On 5/3/2022 4:34 AM, Thomas Koenig wrote:
> BGB <cr88192@gmail.com> schrieb:
>
>> Well, that and it answers another mystery: "How could you have fit Unix
>> onto computers with only a few K of RAM?..." Apparently, they didn't,
>> they (somehow) had access to machines in the 70s with MB of RAM.
>
> This turns out not to be the case.
>
> The PDP-11 they started serious UNIX development on had 24 kB of
> memory and a half-megabyte disk.
>
> Source: UNIX: A History and a Memoir, Brian Kernighan, page 52.

OK, this turns it back into being a mystery how it could fit...

When I was trying to gather information, looking up PDP-11 was turning
up things like PDP-11 processor boards for an S-100 backplane with 2 MB
of RAM and similar.

Though, looking some more, I am guessing it is likely this was newer
technology or something... (Apparently both the S-100 backplane and DEC
J-11 processor/chipset were 1980s era technology).

In my case, I have a 32K ROM, of which I manage to fit all of:
A FAT16/FAT32 driver;
A PE/COFF loader;
An LZ4 and RP2 decoder;
Some processor sanity-test code.

How one could fit an OS kernel and still have enough usable space to run
programs into 24K of RAM seems like a mystery.

To make stuff fit, I had to make some compromises, like IIRC, the ROM
version of the FAT driver leaves out stuff like ability to create or
modify files, and also leaves out things like LFN support (so, eg, the
boot image is limited to an 8.3 name).

Granted, it is possible things could be shaved down some more (could
maybe omit things like VFS mount-points or support for directories,
since these are mostly N/A to the boot loader, which assumes the boot
image to be in the root directory).

It is possible that I could eliminate the use of the hardware font-ROM
by having the boot-loader, switch to using 8x8 pixel bitmap color cells
(like what TestKern currently does).

Font ROM would either be replaced with Font-RAM, or potentially this
could be eliminated entirely.

Though, Font RAM still has a few potential use-cases.

This would likely save some LUTs and BRAMs, but would require the Boot
ROM to store an additional 768 bytes for the font bitmap (assuming
20..7F are present).

Not sure of a good way to compact the font further:
A, Using a "7-segment" font, which could reduce storage cost somewhat;
Glyphs would be represented as 1 byte each.
B, Omitting part of the ASCII space:
Say, only having 21..5F, remapping 60..7F to 40..4F
Would save ~ 256 bytes but lose lower case letters.
C, Redraw glyphs as 5x6 pixels (needs 30b vs 64)

Both A and C would require an "unpacking" stage (to convert back to the
8x8 layout for display).

....

Had also had thoughts before that maybe one could do old-style
platformers by effectively using the color-cell display as a background
scene, then using screen offset registers to scroll the scene.
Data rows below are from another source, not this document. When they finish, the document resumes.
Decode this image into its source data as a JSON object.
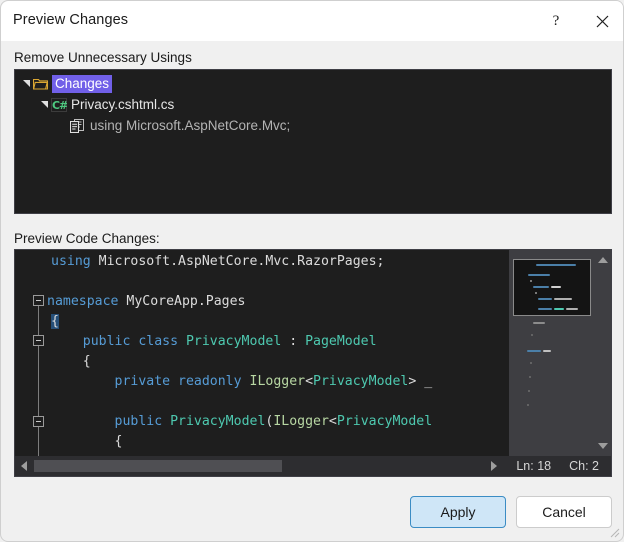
{
  "window": {
    "title": "Preview Changes",
    "help_label": "?",
    "close_label": "✕"
  },
  "tree": {
    "label": "Remove Unnecessary Usings",
    "nodes": [
      {
        "label": "Changes",
        "icon": "folder-icon",
        "expanded": true,
        "selected": true
      },
      {
        "label": "Privacy.cshtml.cs",
        "icon": "csharp-file-icon",
        "expanded": true,
        "selected": false
      },
      {
        "label": "using Microsoft.AspNetCore.Mvc;",
        "icon": "using-statement-icon",
        "expanded": false,
        "selected": false
      }
    ]
  },
  "code": {
    "label": "Preview Code Changes:",
    "lines": [
      {
        "n": 1,
        "indent": 4,
        "text": "using Microsoft.AspNetCore.Mvc.RazorPages;"
      },
      {
        "n": 2,
        "indent": 0,
        "text": ""
      },
      {
        "n": 3,
        "indent": 0,
        "text": "namespace MyCoreApp.Pages"
      },
      {
        "n": 4,
        "indent": 1,
        "text": "{"
      },
      {
        "n": 5,
        "indent": 4,
        "text": "public class PrivacyModel : PageModel"
      },
      {
        "n": 6,
        "indent": 4,
        "text": "{"
      },
      {
        "n": 7,
        "indent": 8,
        "text": "private readonly ILogger<PrivacyModel> _"
      },
      {
        "n": 8,
        "indent": 0,
        "text": ""
      },
      {
        "n": 9,
        "indent": 8,
        "text": "public PrivacyModel(ILogger<PrivacyModel"
      },
      {
        "n": 10,
        "indent": 8,
        "text": "{"
      }
    ],
    "status": {
      "line_label": "Ln: 18",
      "column_label": "Ch: 2"
    },
    "colors": {
      "background": "#1e1e1e",
      "keyword": "#569cd6",
      "type": "#4ec9b0",
      "interface": "#b8d7a3",
      "plain": "#dcdcdc",
      "selection": "#264f78"
    }
  },
  "footer": {
    "apply_label": "Apply",
    "cancel_label": "Cancel"
  },
  "theme": {
    "dialog_background": "#f0f0f0",
    "titlebar_background": "#ffffff",
    "tree_selection": "#7160e8",
    "accent": "#3b8cc4"
  }
}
Possibly, the screen area, rather than being 80x25, could be expanded
96x32 or similar (with 80x25 visible), allowing for some off-screen
scratch area.

Or, could use the 80x50 mode (640x400 pixels), or 40x25 mode (320x200).

Had previously added a (mostly unused thus far) feature for hardware
sprites.

One other random idea would be, what if there were per-row offsets
(added to the master offset for each 8-pixel row of color-cells)? ...

Had also considered ideas to allow 2 layers of character cells, but this
would add some amount of "technical challenge" (would likely require
multiple ports into the VRAM; most likely splitting the VRAM into two
128-bit planes, each holding an 8x8x1b color cell and a pair of RGB555
endpoints and similar).

Well, all this as opposed to just using the 320x200 16bpp hi-color mode.
Though, if drawing into an off-screen buffer, and copying this to VRAM
each frame, a fair chunk of the total CPU time goes mostly into the code
for copying the off-screen bitmap into VRAM.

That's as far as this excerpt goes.